Ich hatte das Vergnügen und die Ehre, diesem stets fröhlichen Ausnahmesportler zu begegnen. Es war 1965, als er bei der Weltmeisterschaft in Lasarte im Baskenland den Titel und das Regenbogentrikot vor seinem Freund Rudi Altig gewann. Ich konnte ihn nach dem Rennen interviewen und ihm persönlich gratulieren. Drei Jahre waren nach dem Tod von Tom Simpson vergangen, als die Tour zum Mont Ventoux zurück kehrte. Am 10. Juli 1970 führte die 14. Etappe über 170 Kilometer von Gap auf den Gipfel, es ist die dritte Ankunft am Observatorium. Es sollte einmal mehr ein Tag werden bei großer Hitze und einer weiteren Demonstration durch den Belgier Eddy Merckx. Schon ein Jahr zuvor, 1969, hatte Merckx bei seinem Tour-Debüt die Gegnerschaft beherrscht. Unvergessen der Soloritt von Luchon nach Mourenx über 214 Kilometer, als er mit sage und schreibe sieben Minuten und 56 Sekunden Vorsprung am Ziel eintraf, nachdem er schon sechs Etappen gewonnen hatte. Am Ende der Tour betrug sein Vorsprung auf den Zweitplazierten Roger Pingeon aus Frankreich fast 18 Minuten. Zum Schluss der Saison hatte Merckx bei einem Rennen noch einen schweren Sturz zu verkraften. Waren seine Auftritte bis dahin spielerisch und überlegen, wurde es danach schwieriger und anstrengender. Die Probleme im Rücken hörten nicht auf, und er musste immer häufiger seine Sattelhöhe verändern und anpassen. Einen Schraubenschlüssel hatte er immer in der Trikottasche bei sich. Viele glaubten, Merckx könne nicht dominanter fahren als bei seiner Tour-Premiere 1969. Und doch setzte der Belgier zwischen Gap und dem Mont Ventoux noch einen drauf. Mit einem Spezialrad, gebaut durch den Italiener Giuseppe Pelà in Turin, kam die Leichtigkeit langsam zurück und im Gelben Trikot des Spitzenreiters holte er seinen siebenten Etappensieg und den zweiten Tour-Gesamtsieg.

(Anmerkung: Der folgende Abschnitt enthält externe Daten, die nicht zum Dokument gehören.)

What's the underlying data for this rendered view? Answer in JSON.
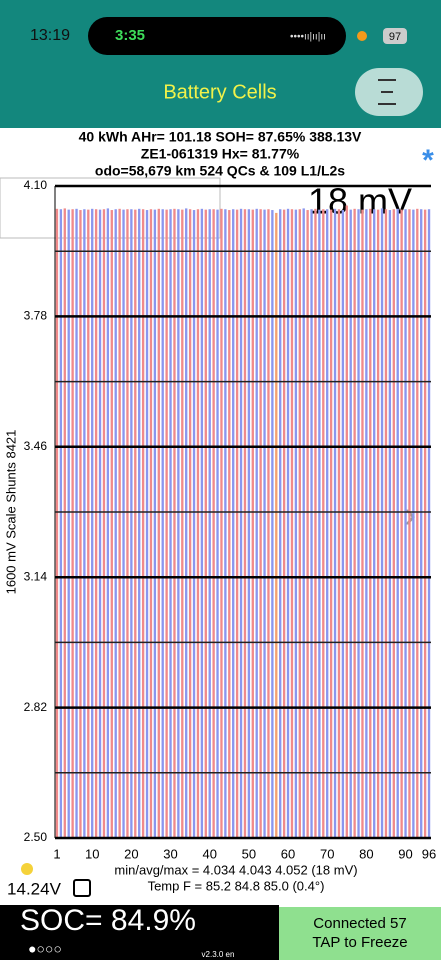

Als an diesem heißen Tag der Anstieg 20 Kilometer vor dem Ziel beginnt, fährt Merckx in vorderer Position. 13 Kilometer vor dem Gipfel erhöht er das Tempo, und nur der Portugiese Joaquim Agostinho und Lucien van Impe aus Belgien können folgen. An der 10-Kilometer-Marke ist Merckx allein und beginnt erneut eine Soloflucht wie vor Jahresfrist quer durch die Pyrenäen.
Als er den Gedenkstein zu Ehren von Tom Simpson passiert, wirft er seine Rennmütze hinüber und bekreuzigt sich. Ein Akt der Anerkennung für den ehemaligen Mannschaftskameraden. Eddy Merckx war als einziger Profikollege zu Simpsons Beerdigung im englischen Bergarbeiterstädtchen Harworth in Nottinghamshire erschienen, um ihm die letzte Ehre zu erweisen. Direkt hinter dem Ziel muss er gestützt werden und verweigert jegliches Fernsehinterview. Der Dominator wird in ein Sauerstoffzelt gebracht und beatmet. Seine ersten Worte damals: „Ich hatte Angst, schreckliche Angst.“
Am 13. Juli 2000 befindet sich das Ziel zum sechsten Mal in der Tour-de-France-Geschichte auf dem Gipfel des Berges, auf dem im Winter Temperaturen unter 30 Grad minus und im Sommer leicht 40 Grad plus herrschen können. Nicht selten peitscht der Mistral mit bis zu 250 km/h um die Bergkuppe. Eddy Merckx hatte es klar beschrieben: „Anders als bei anderen Steigungen kannst du am Ventoux nie den Druck vom Pedal nehmen. Es gibt keine Sekunde zum Erholen. Wenn du aus dem Wald kommst, weht auf den letzten Kilometern meist ein zermürbender Wind.“
Zwei Tage, bevor der Tour-Tross kam, hatte das Jedermann-Rennen „L’Etape du Tour“ zum Mont Ventoux geführt. Nach Hagel, Sturm und Schnee wurde die Prüfung gekürzt. Die Hälfte der rund 7.000 Teilnehmer musste am Chalet Reynard, sechs Kilometer vor dem Kulminationspunkt, umkehren. Als dann am 13. Juli der Sieger Marco Pantani vor Lance Armstrong, Joseba Beloki und Jan Ullrich, ins Ziel fuhr, passierte etwas, was ich bei meinen bis dahin 35 Tour-Teilnahmen als Reporter noch nie erlebt hatte. Der Wind blies mit solcher Stärke, dass die unzähligen Zuschauer am Berg fast umgeweht wurden.
Der größte Teil der Tour-Infrastruktur wie Übertragungs- und Regiewagen sowie Werbekolonne und ein Teil der Pressefahrzeuge blieb aus Sicherheitsgründen unten in Carpentras. Die Kollegen, die oben in luftiger und stürmischer Höhe arbeiten mussten, waren froh, als sie heil wieder im Tal gelandet waren. Die Rennfahrer, sonst unterwegs auf ihren Rennmaschinen, wurden mit Autos nach unten transportiert. Die Abfahrt auf zwei Rädern war unmöglich und lebensgefährlich. Einmal mehr hatte Mont Ventosus, der Windumbrauste, gesiegt.